Along with Osmond and Henry Le Chatelier, Charpy was one of the three founders of the science of alloys in France. At the Laboratoire de la Marine he studied the quenching of steel and elucidated the influence of the quenching temperature by correlating the mechanical properties and the temperature values of the critical points. He recognized the lamellar form of eutectic alloys and deduced from it an explanation of the structure of these steels. He gave experimental results for several régions of the solubility diagram of carbon in iron.

Charpy was the first to introduce pyrometry into industrial practice in France, and he constructed the first electrical resistance furnace with platinum elements.

After studying the production of steels, Charpy turned his attention to measuring their brittleness; to this end he devised the pendulum drop hammer that bears his name.

In 1902 Charpy was asked to examine silicon steel sheets. He showed that the magnetic hysteresis of a steel decreases as the size of the crystalline particle increases. He also studied the alloys of iron with silicon, aluminum, and antimony, and proposed a composition of 2 or 3 percent silicon, which was universally adopted for the low-leakage magnetic circuits fundamental in the manufacture of modern electrical equipment.

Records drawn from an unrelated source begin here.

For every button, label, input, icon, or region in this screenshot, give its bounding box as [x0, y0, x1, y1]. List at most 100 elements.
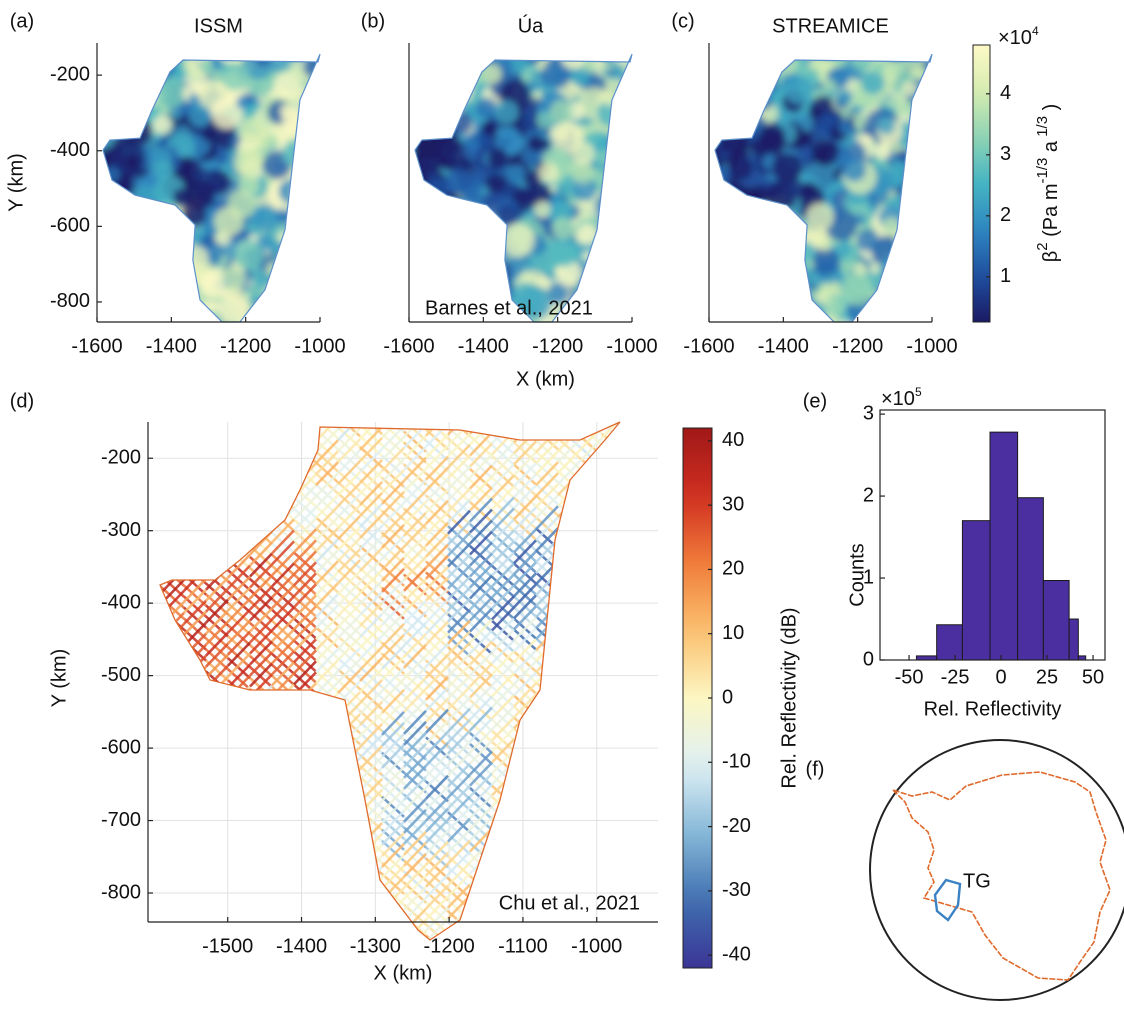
multiplier-base: ×10 [881, 388, 915, 410]
map-patch [416, 42, 432, 58]
track [448, 405, 470, 425]
track [206, 556, 228, 579]
track [624, 579, 646, 602]
map-patch [440, 32, 469, 61]
map-patch [144, 273, 162, 291]
map-patch [725, 201, 747, 223]
track [228, 852, 250, 875]
map-patch [221, 62, 249, 90]
track [140, 526, 162, 549]
x-tick-label: -1000 [571, 935, 622, 957]
track [162, 544, 184, 564]
track [206, 798, 228, 821]
track [602, 855, 624, 878]
track [272, 453, 294, 476]
map-patch [784, 75, 813, 104]
map-patch [236, 96, 249, 109]
map-patch [159, 227, 171, 239]
track [294, 861, 316, 881]
map-patch [296, 182, 325, 211]
map-patch [775, 243, 809, 277]
track [624, 469, 646, 492]
track [206, 715, 228, 735]
map-patch [769, 254, 789, 274]
track [514, 740, 536, 760]
track [602, 591, 624, 614]
antarctica-coast [893, 772, 1110, 980]
track [250, 447, 272, 467]
track [272, 489, 294, 509]
track [272, 764, 294, 784]
colorbar-tick-label: 30 [722, 493, 744, 515]
map-patch [900, 201, 927, 228]
map-patch [303, 214, 331, 242]
track [558, 867, 580, 887]
track [602, 954, 624, 977]
track [206, 440, 228, 460]
track [558, 516, 580, 539]
map-patch [413, 236, 429, 252]
map-patch [155, 58, 169, 72]
map-patch [534, 201, 551, 218]
track [250, 755, 272, 775]
map-patch [409, 106, 429, 126]
map-patch [234, 240, 263, 269]
map-patch [142, 212, 175, 245]
track [140, 702, 162, 725]
y-tick-label: -500 [101, 664, 141, 686]
map-patch [551, 33, 573, 55]
track [140, 425, 162, 445]
track [624, 531, 646, 551]
track [162, 830, 184, 850]
map-patch [901, 199, 912, 210]
map-patch [785, 238, 800, 253]
track [140, 944, 162, 967]
track [558, 824, 580, 847]
map-patch [131, 41, 153, 63]
map-patch [150, 55, 175, 80]
track [294, 817, 316, 837]
map-patch [742, 273, 754, 285]
track [140, 394, 162, 417]
map-patch [128, 95, 146, 113]
track [228, 379, 250, 402]
map-patch [122, 70, 133, 81]
track [536, 704, 558, 724]
map-patch [785, 42, 803, 60]
track [602, 668, 624, 691]
map-patch [424, 103, 441, 120]
map-patch [410, 266, 439, 295]
track [580, 458, 602, 478]
track [206, 842, 228, 865]
track [162, 764, 184, 784]
track [250, 433, 272, 456]
track [206, 506, 228, 526]
track [140, 414, 162, 434]
map-patch [126, 154, 139, 167]
track [624, 542, 646, 562]
map-patch [836, 89, 852, 105]
map-patch [744, 291, 773, 320]
map-patch [602, 44, 625, 67]
track [338, 878, 360, 898]
map-patch [106, 207, 119, 220]
track [162, 478, 184, 498]
track [602, 690, 624, 713]
track [624, 509, 646, 529]
track [580, 733, 602, 753]
map-patch [306, 156, 321, 171]
track [228, 394, 250, 414]
map-patch [611, 144, 631, 164]
track [140, 438, 162, 461]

Charpy’s brilliant industrial career did not prevent him from dedicating part of his time to teaching; he was a very highly regarded professor at the École Supérieure des Mines in Paris and at the École Poly-technique.

BIBLIOGRAPHY

I. Original Works. Among Charpy’s articles, all of them published in Comptes rendus hebdomadaires des séances de l’Académie des sciences, are the following: “Sur la détermination des équilibres chimiques dans les systémes dissous,” 114 (1892), 665; “Influence de la température de recuit sur les propriétés mécaniques et la structure du laiton,” 116 (1893), 1131; “Sur la transformation produite dans le fer par une déformation permanente à froid,” 117 (1893), 850; “Sur la transformation allotropique du fer sous l’influence de la chaleur,” 118 (1894), 418, 868, 1258; 119 (1894), 735; “Sur l’acier au bore,” 120 (1895), 130; “Sur la constitution des alliages ternaires,” 126 (1898), 1645; “Sur l’équilibre chimique des systèmes fer-carbone,” 134 (1902), 103, written with L. Grenet; “Sur la dilatation des aciers aux températures élevées,” ibid., 540, written with L. Grenet; “Dilatométrie des aciers,” ibid., 598, written with L. Grenet; “Sur la dilatation des aciers trempés,” 136 (1903), 92, written with L. Grenet; “Sur le diagramme d’équilibre des alliages fer-carbone,” 141 (1905), 948; “Sur la solubilité de graphite dans le fer,” 145 (1907), 1277; “Sur l’action de l’oxyde de carbone sur le chrome, le nickel, leurs alliages et leurs oxydes,” 148 (1909), 560; “Sur la cémentation du fer par le carbone solide,” 150 (1910), 389, written with S. Bonnerot; “Sur les gaz des aciers,” 152 (1911), 1247; “Sur un dilatomètre non différentiel,” 212 (1941), 112; and “Sur les traitements thermiques des aciers,” 213 (1941), 421.

His books include Leçons de chimie (Paris, 1892), written with H. Gautier; and Notions élémentaires de sidérurgie (Paris, 1946), written with P. Pingault.

II. Secondary Literature. Two notice are R. Barthélemy, “Notice sur la vie et l’oeuvre de Georges Charpy,” in Notices et discours. Académie des sciences (June, 1947); and M. Caullery, “Annonce du décès de M. G. Charpy,” in Comptes rendus hebdomadaires des séances de l’Académie des sciences, 221 (1945), 677.